A quoi jouaient les Lions indomptables dans les cinq à dix dernières minutes du match qui les opposait à la république démocratique du Congo?
A tout, sauf au football. Leur entraîneur, Artur Jorge, a été le premier à le reconnaître lors de la conférence d’après-match. « On n’a pas le droit de faire ça ; on doit continuer à jouer jusqu’au coup de sifflet final », a déclaré sans ambages le technicien portugais. On aurait pourtant apprécié qu’il se lève de son banc pour le signifier à ses joueurs, quand, sous la direction de Samuel Eto’o, ces derniers se sont mis à s’amuser, jouant à la »ba-balle » dans leur moitié du terrain, devant des Congolais qui avaient replié dans la leur, déjà prévenus par leur banc de touche que le score final du match Angola-Togo était de 3-2. Cette fin de match indigne est la seule ombre dans le tableau d’éloges qui fleurissent sur l’équipe du Cameroun ici au Caire.

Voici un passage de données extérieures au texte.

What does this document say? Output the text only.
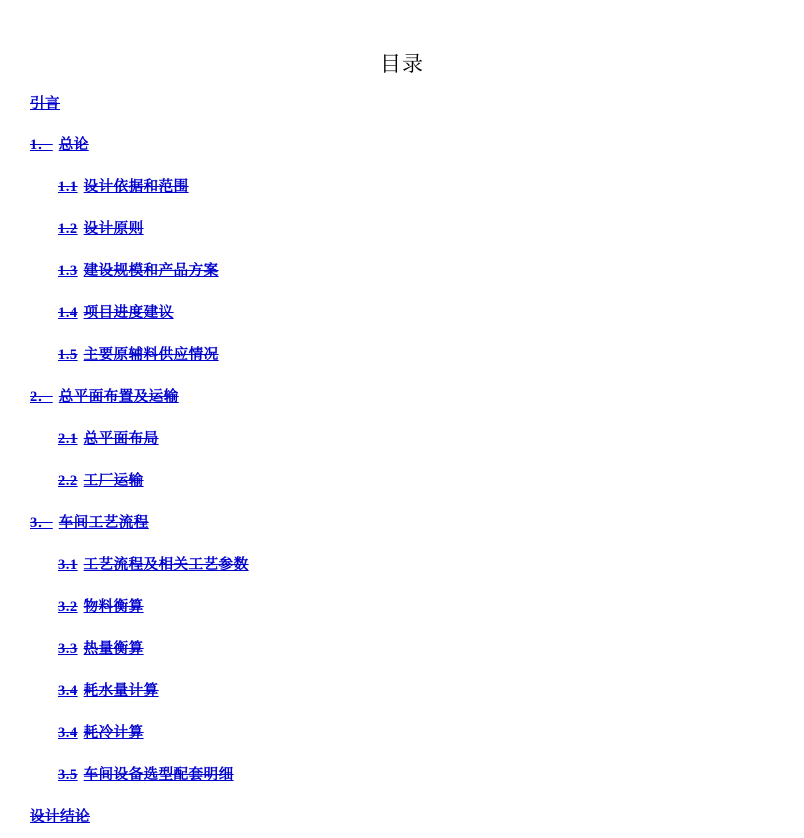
目录
引言
1． 总论
1.1 设计依据和范围
1.2 设计原则
1.3 建设规模和产品方案
1.4 项目进度建议
1.5 主要原辅料供应情况
2． 总平面布置及运输
2.1 总平面布局
2.2 工厂运输
3． 车间工艺流程
3.1 工艺流程及相关工艺参数
3.2 物料衡算
3.3 热量衡算
3.4 耗水量计算
3.4 耗冷计算
3.5 车间设备选型配套明细
设计结论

Pour beaucoup d’observateurs en effet, le Cameroun aurait voulu aider maladroitement la Rdc à se qualifier au détriment de l’Angola.
Dans ce débat qui agitait les esprits juste après le match de dimanche, le mérite d’Artur Jorge aura été de déclarer haut et fort que son équipe n’avait pas à refuser de jouer comme elle l’a fait, parce que le public paie pour voir un spectacle de football et non une parodie. Une attitude d’humilité que l’on a retrouvée chez son collègue angolais, qui aurait pourtant pu avoir toutes les raisons de pester contre l’attitude des joueurs camerounais. Luis Oliveira Gonçalves, beau joueur, pressé par les journalistes de commenter cette fin de match Cameroun-Congo, a dit que son équipe a raté sa qualification parce qu’elle avait perdu contre le Cameroun et n’avait pas pu battre la Rdc. Ç’aurait été quand même surréaliste pour lui d’exiger au Cameroun de marquer des buts pour le bonheur de l’Angola! D’autant que la Fifa et la Caf programment désormais ces derniers matches de poule à la même heure pour éviter toute possibilité d’entente entre des équipes.
Claude Le Roy, le sélectionneur de la République démocratique du Congo, est également à féliciter pour ses propos pleins de lucidité et de responsabilité après le match contre le Cameroun. Le technicien français a proprement taillé son joueur Gladys Bokese, coupable d’un geste assassin sur Achille Webo à la 70ème minute, qui lui a valu une expulsion directe. Pour M. Le Roy, c’est d’ailleurs une expulsion définitive du football que ce joueur mérite.
Les entraîneurs de football n’ont pas toujours l’habitude d’assumer les faiblesses de leurs équipes, faisant même souvent preuve de mauvaise foi pour accuser les arbitres où les organisateurs des compétitions, au lieu de faire une auto-critique constructive. Voici donc trois des techniciens de la Can 2006 qui forcent notre admiration, à la fin des matches du premier tour dans la poule B.
Il faut souhaiter que cet esprit perdure dans cette compétition, qui va amorcer vendredi prochain la phase des matches à élimination directe au cours desquels les nerfs sont le plus souvent sollicités. La compétition est de bon niveau, excepté la prestation de quelques sélections véritablement faibles comme le Togo (mondialiste et zéro point en trois matches), le Zimbabwé ou la Zambie. Il serait dommage qu’elle en vienne à être ternie par des comportements anti-sportifs. En ce qui concerne Artur Jorge, tout en le félicitant pour le travail de qualité déjà abattu et en lui souhaitant bonne chance pour la suite, nous pensons qu’il est important qu’il s’implique davantage dans le repositionnement de son équipe en cours de match. On est souvent sidéré de le voir scotché sur son siège, alors que son équipe est à la peine, ou bien -comme dimanche dernier- ne joue plus du tout au football.